Its gross profit of C$ 316.4 for the latest quarter also registered a year-over-year climb, up from C$ 298.4 million in Q3 2019.

Canada Goose’s third-quarter net income, however, was down to C$ 107 million from that of C$ 118 million in the same quarter previous year.

 

Is Canada Goose Stock A Good Buy?


A point to be noted here is that when the pandemic first hit last year, around March-April, it was summertime. Winter clothes were not a necessary buy, and so, Canada Goose’s business dipped.

But as the company’s third quarter, spanning over September to December, came around, it was the start of winter in the northern hemisphere. Hence, this period traditionally accounted for a surge in its product sales. Reports says that the winter months record nearly half of the annual sales for Canada Goose as people gear up for the cold weather.

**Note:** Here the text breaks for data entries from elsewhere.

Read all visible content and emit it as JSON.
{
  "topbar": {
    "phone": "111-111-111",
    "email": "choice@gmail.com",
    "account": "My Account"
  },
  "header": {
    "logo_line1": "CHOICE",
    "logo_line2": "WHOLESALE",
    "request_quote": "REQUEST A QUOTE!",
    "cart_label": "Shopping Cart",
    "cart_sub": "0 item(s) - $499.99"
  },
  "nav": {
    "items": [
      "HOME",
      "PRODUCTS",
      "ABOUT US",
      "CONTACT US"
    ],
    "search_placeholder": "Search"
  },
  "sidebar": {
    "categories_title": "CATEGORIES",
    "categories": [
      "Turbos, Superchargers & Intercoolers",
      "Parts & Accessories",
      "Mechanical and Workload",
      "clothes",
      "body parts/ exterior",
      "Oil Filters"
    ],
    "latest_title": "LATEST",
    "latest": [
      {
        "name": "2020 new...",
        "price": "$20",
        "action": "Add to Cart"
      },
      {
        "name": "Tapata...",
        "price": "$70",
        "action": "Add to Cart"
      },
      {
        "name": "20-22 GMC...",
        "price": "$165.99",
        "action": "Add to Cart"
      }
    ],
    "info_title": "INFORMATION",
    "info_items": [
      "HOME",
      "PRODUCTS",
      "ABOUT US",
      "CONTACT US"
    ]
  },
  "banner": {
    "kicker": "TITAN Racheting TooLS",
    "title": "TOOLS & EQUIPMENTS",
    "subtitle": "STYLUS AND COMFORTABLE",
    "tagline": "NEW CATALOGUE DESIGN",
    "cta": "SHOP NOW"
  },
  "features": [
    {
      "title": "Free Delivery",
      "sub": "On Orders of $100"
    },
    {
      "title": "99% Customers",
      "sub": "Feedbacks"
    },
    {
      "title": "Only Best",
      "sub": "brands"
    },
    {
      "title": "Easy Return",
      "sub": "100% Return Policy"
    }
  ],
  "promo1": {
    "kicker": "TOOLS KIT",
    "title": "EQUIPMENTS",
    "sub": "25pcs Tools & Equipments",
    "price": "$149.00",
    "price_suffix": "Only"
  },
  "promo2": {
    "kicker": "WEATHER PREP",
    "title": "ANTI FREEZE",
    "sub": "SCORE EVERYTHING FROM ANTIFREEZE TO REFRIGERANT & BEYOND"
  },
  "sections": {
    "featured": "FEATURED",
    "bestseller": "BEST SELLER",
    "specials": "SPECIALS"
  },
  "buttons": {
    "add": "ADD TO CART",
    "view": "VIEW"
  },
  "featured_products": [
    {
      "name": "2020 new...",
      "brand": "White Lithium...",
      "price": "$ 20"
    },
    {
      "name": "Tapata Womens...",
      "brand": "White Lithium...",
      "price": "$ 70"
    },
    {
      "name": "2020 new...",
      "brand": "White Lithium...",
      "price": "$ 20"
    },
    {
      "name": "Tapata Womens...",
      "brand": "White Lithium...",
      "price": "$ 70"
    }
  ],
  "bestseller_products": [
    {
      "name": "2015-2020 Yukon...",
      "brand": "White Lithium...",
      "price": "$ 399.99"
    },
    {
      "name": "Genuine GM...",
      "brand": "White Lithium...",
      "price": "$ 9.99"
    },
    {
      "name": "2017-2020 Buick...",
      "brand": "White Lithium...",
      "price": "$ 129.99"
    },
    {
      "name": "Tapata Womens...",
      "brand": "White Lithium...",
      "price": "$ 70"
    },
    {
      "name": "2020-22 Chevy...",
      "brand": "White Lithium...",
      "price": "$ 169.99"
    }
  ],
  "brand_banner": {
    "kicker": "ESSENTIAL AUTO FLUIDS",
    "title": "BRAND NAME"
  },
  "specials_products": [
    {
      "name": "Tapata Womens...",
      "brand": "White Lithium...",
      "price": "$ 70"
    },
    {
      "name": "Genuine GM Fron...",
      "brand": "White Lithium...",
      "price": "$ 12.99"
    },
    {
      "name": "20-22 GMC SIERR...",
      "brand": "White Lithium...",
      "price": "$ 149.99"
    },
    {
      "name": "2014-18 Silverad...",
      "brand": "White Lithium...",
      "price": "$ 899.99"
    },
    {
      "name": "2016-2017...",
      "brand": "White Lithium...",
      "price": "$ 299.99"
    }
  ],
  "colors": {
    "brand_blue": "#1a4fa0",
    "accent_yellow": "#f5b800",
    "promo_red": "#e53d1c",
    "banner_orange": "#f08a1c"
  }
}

At the same time, while a second wave of COVID-19 forced Canada Goose to close the shutters of its physical stores during the holiday season, its e-commerce business expanded in every major market.

So, with the cold weather in North America still hanging around and online shopping platforms not going anywhere, it is likely for Canada Goose’s sales number to be green.

As for its equity side of things, Canada Goose stocks reflected a steady growth through most of 2020 since the March meltdown, by almost 85 per cent over the last six months.

However, this is just a preliminary view of the stocks. Any interest in stocks should be evaluated further from investment point of view.